I first learned of the Slow Food movement when I read Carl Honoré’s In Praise of Slow: How a Worldwide Movement is Challenging the Cult of Speed (Vintage Canada, 2004). Instead of doing everything faster, the book proclaimed that “slow is beautiful”–not only in preparing and eating food, but in mind and body, work and family, and other areas of life. It was a formative book in my own thinking and writing of Sacred Pauses: Spiritual Practices for Personal Renewal.
That’s why I was so eager to read Slow Church: Cultivating Community in the Patient Way of Jesus by C. Christopher Smith and John Pattison (IVP, 2014). I was curious to learn how “slow is beautiful” might apply to church life. And I wondered, what about the perception that the church is already too slow in a world of great need and great change? Could the church really be any slower?
In their introduction (page 16), the authors answer my wondering in the way they define Slow Church as
a call for intentionality, an awareness of our mutual interdependence with all people, and all creation, and an attentiveness to the world around us and the work God is doing in our very own neighborhoods.

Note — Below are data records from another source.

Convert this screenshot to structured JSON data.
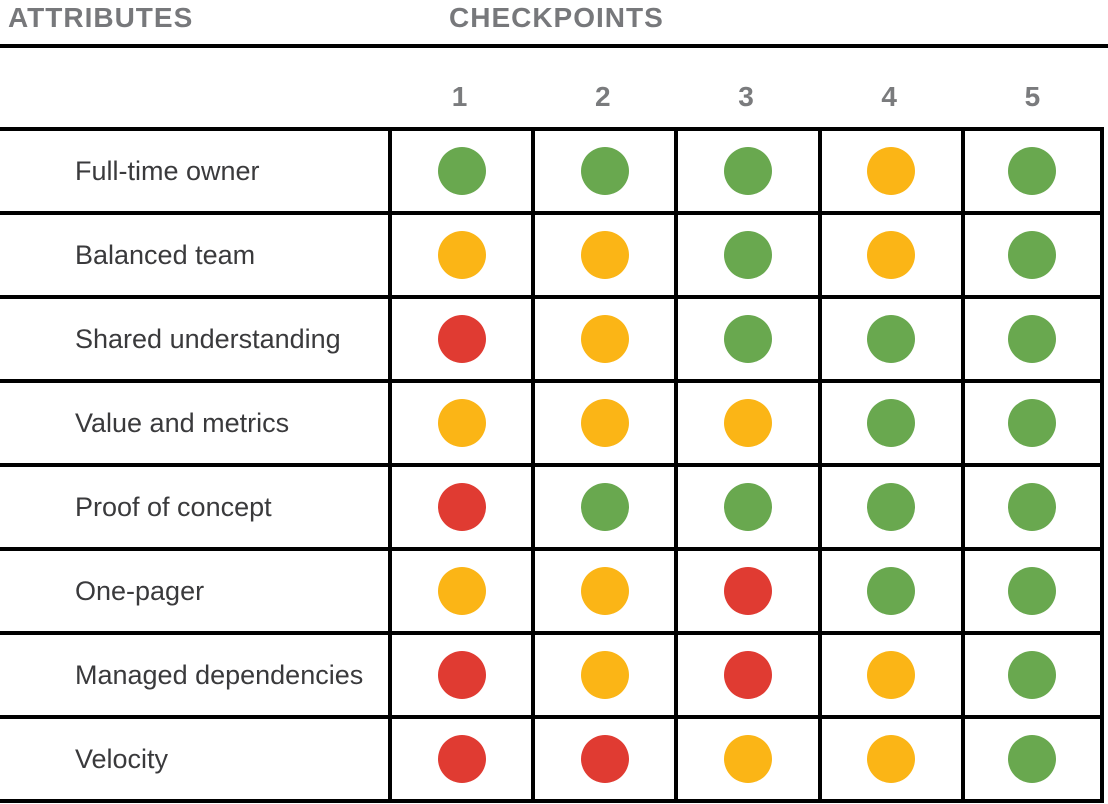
{
  "header": {
    "attributes_label": "ATTRIBUTES",
    "checkpoints_label": "CHECKPOINTS"
  },
  "checkpoints": [
    "1",
    "2",
    "3",
    "4",
    "5"
  ],
  "rows": [
    {
      "label": "Full-time owner",
      "statuses": [
        "green",
        "green",
        "green",
        "yellow",
        "green"
      ]
    },
    {
      "label": "Balanced team",
      "statuses": [
        "yellow",
        "yellow",
        "green",
        "yellow",
        "green"
      ]
    },
    {
      "label": "Shared understanding",
      "statuses": [
        "red",
        "yellow",
        "green",
        "green",
        "green"
      ]
    },
    {
      "label": "Value and metrics",
      "statuses": [
        "yellow",
        "yellow",
        "yellow",
        "green",
        "green"
      ]
    },
    {
      "label": "Proof of concept",
      "statuses": [
        "red",
        "green",
        "green",
        "green",
        "green"
      ]
    },
    {
      "label": "One-pager",
      "statuses": [
        "yellow",
        "yellow",
        "red",
        "green",
        "green"
      ]
    },
    {
      "label": "Managed dependencies",
      "statuses": [
        "red",
        "yellow",
        "red",
        "yellow",
        "green"
      ]
    },
    {
      "label": "Velocity",
      "statuses": [
        "red",
        "red",
        "yellow",
        "yellow",
        "green"
      ]
    }
  ],
  "status_colors": {
    "green": "#69a84f",
    "yellow": "#fbb516",
    "red": "#e03b32"
  },
  "ui_colors": {
    "header_text": "#77787b",
    "number_text": "#7a7b7d",
    "label_text": "#3a3a3c",
    "grid_line": "#000000",
    "background": "#ffffff"
  },
  "chart_data": {
    "type": "heatmap",
    "title": "",
    "xlabel": "CHECKPOINTS",
    "ylabel": "ATTRIBUTES",
    "x_categories": [
      "1",
      "2",
      "3",
      "4",
      "5"
    ],
    "y_categories": [
      "Full-time owner",
      "Balanced team",
      "Shared understanding",
      "Value and metrics",
      "Proof of concept",
      "One-pager",
      "Managed dependencies",
      "Velocity"
    ],
    "values": [
      [
        "green",
        "green",
        "green",
        "yellow",
        "green"
      ],
      [
        "yellow",
        "yellow",
        "green",
        "yellow",
        "green"
      ],
      [
        "red",
        "yellow",
        "green",
        "green",
        "green"
      ],
      [
        "yellow",
        "yellow",
        "yellow",
        "green",
        "green"
      ],
      [
        "red",
        "green",
        "green",
        "green",
        "green"
      ],
      [
        "yellow",
        "yellow",
        "red",
        "green",
        "green"
      ],
      [
        "red",
        "yellow",
        "red",
        "yellow",
        "green"
      ],
      [
        "red",
        "red",
        "yellow",
        "yellow",
        "green"
      ]
    ],
    "value_colors": {
      "green": "#69a84f",
      "yellow": "#fbb516",
      "red": "#e03b32"
    },
    "grid": true,
    "legend": false
  }
}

That doesn’t mean slow in the sense of being unresponsive, but slowing down to pay attention to God and to the world around us, being aware and intentionally engaging with others and with creation. As the subtitle indicates, this is slow in the sense of cultivating community, slow in the patient way of Jesus who created a small community of disciples.
After setting a theological vision for Slow Church in the opening chapter, the book covers a number of related themes: place, stability, patience, wholeness, work, Sabbath, abundance, gratitude, hospitality, conversation. These are not the only expressions of Slow Church, but they’re enough to flesh out the authors’ basic definition and illustrate the theological vision in action.
I appreciate the authors’ critique of the “McDonaldization” of the church which emphasizes control, efficiency, predictability, and measuring results over mutual interdependence, cooperation. and community. I am glad for their challenge to the homogeneous approach to church growth which promotes segregation (page 110):
Which do we prefer, the homogeneity of our congregations or God’s reconciliation of all things? The church growth movement’s emphasis on homogeneity seems to imply that it sets its sights on something less than God’s reconciliation of all humanity and all creation.
In contrast, Slow Church offers a more holistic and hopeful vision for the church. The book’s combination of story telling, biblical study, theology, and practical example is engaging, and makes me want to be more intentional in relating to my church and community too.
Disclosure: I received a review copy of this book from InterVarsity Press. The opinions are my own based on my reading.